(This post is part of a series.)
It’s interesting to see what Jaime Lerner—the legendary mayor of Curitiba, Brazil, who created a world-class bus rapid transit system on a shoestring budget—had to say about Seattle transportation, in a question-and-answer session with the Seattle P-I:
Is there a way to create dedicated bus lanes in a cramped city like Seattle?
“There are many ways, many corridors where you can have a really good system. … Sometimes you think, ‘Aaah we don’t have enough space.’ … There’s always a good solution.”
How long does it typically take to set up a bus rapid transit system?
“You can build in two years a good system. It’s not difficult, because it has not too much public works. It’s very simple.
I tend to agree: bus rapid transit is far more viable than most people think. It’s cheaper, faster to deploy, and more flexible than rail. Now that Seattle’s monorail has been – uh – derailed, it’s a solution that’s worth considering for the corridor that the monorail was designed to serve.
And then there’s this:
Some people say that if the viaduct were replaced with nothing but a surface road, heavy traffic along the waterfront would ruin it.
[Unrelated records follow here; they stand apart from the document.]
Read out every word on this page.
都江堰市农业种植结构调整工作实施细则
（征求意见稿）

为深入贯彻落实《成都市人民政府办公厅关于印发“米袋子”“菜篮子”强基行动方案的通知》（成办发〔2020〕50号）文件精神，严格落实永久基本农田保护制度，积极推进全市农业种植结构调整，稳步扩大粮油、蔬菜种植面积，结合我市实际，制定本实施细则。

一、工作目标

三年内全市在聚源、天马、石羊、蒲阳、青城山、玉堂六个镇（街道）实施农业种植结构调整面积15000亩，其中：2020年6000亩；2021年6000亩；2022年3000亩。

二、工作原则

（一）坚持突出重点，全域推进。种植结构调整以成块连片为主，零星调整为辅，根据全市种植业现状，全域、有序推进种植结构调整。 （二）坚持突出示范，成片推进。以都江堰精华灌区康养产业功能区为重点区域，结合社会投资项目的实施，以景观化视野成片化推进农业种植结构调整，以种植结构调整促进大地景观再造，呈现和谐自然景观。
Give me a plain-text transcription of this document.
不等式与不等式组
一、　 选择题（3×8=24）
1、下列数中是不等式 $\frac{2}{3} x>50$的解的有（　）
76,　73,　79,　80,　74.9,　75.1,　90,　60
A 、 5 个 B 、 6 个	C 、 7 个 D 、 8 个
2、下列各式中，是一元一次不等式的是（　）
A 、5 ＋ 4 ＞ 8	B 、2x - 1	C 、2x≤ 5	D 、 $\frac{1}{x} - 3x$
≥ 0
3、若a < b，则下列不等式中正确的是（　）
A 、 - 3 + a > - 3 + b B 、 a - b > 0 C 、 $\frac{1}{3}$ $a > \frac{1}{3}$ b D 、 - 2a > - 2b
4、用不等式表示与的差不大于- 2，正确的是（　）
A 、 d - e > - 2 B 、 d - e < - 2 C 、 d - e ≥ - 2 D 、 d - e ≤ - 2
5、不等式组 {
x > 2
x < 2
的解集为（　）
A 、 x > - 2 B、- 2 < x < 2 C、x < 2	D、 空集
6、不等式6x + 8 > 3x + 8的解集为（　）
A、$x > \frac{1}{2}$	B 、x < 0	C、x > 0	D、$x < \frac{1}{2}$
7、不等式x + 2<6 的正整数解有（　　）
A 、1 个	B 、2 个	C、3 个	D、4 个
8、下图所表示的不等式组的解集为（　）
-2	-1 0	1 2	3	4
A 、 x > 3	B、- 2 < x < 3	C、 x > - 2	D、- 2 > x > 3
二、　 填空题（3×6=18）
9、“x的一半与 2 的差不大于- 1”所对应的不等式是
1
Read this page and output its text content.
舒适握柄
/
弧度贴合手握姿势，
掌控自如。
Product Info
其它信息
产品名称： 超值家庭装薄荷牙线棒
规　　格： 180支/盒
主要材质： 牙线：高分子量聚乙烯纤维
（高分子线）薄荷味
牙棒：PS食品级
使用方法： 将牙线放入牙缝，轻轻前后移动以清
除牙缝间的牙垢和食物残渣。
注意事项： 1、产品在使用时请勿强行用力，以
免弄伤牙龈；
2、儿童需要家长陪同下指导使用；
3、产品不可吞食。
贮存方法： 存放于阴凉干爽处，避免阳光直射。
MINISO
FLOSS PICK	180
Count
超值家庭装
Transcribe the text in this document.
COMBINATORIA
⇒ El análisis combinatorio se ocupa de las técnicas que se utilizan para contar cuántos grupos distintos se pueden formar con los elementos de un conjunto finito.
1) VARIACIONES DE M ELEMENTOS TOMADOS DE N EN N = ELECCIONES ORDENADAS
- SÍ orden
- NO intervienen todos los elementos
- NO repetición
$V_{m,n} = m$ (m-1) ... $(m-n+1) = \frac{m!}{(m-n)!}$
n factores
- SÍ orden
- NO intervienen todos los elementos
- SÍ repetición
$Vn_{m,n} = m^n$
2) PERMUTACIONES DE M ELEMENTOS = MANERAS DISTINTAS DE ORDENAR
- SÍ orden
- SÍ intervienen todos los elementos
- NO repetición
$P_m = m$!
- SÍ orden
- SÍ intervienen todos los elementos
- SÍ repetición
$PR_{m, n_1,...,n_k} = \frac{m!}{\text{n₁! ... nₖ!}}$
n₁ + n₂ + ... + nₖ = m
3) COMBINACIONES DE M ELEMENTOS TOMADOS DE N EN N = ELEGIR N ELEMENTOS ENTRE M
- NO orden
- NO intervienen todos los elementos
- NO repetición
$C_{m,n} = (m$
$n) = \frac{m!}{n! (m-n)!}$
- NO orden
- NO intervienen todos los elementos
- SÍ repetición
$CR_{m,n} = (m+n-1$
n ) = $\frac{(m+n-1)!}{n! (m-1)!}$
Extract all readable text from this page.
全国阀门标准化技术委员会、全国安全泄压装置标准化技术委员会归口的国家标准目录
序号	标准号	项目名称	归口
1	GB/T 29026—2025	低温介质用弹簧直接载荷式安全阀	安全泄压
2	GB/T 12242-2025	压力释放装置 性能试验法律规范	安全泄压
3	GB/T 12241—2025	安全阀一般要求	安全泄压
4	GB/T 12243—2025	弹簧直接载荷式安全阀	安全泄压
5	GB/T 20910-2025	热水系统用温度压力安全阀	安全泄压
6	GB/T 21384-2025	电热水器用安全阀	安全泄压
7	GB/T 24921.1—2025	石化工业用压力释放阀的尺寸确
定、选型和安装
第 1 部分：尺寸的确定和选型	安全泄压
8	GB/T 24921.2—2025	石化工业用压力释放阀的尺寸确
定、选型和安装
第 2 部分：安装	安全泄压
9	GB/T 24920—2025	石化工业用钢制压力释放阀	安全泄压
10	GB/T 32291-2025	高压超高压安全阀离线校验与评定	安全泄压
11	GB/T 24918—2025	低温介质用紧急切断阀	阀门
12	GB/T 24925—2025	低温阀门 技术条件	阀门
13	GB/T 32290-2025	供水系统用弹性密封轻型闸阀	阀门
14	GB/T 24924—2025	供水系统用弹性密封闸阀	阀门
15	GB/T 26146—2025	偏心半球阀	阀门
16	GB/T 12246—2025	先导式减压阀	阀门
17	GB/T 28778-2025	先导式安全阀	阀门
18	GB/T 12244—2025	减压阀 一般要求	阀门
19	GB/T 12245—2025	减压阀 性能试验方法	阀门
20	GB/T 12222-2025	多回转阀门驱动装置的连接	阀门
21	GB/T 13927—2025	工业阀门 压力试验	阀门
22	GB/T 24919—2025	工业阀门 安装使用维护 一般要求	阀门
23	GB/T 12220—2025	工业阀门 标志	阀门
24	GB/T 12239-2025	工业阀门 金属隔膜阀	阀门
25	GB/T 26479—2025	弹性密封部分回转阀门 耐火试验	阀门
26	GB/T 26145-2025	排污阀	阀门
Do you agree?
“If you provide good alternatives for public transport, you won’t have traffic problems. … Can you imagine how much better the city could become with 30 percent less of the cars running in the street? It’s very easy. The main issue is having good public transport and after, if it’s needed, the wall to protect the waterfront—I don’t have the answer to that. But definitely it’s not the viaduct.”
Seems as if the P-I editorial board may be inching towards the same conclusion.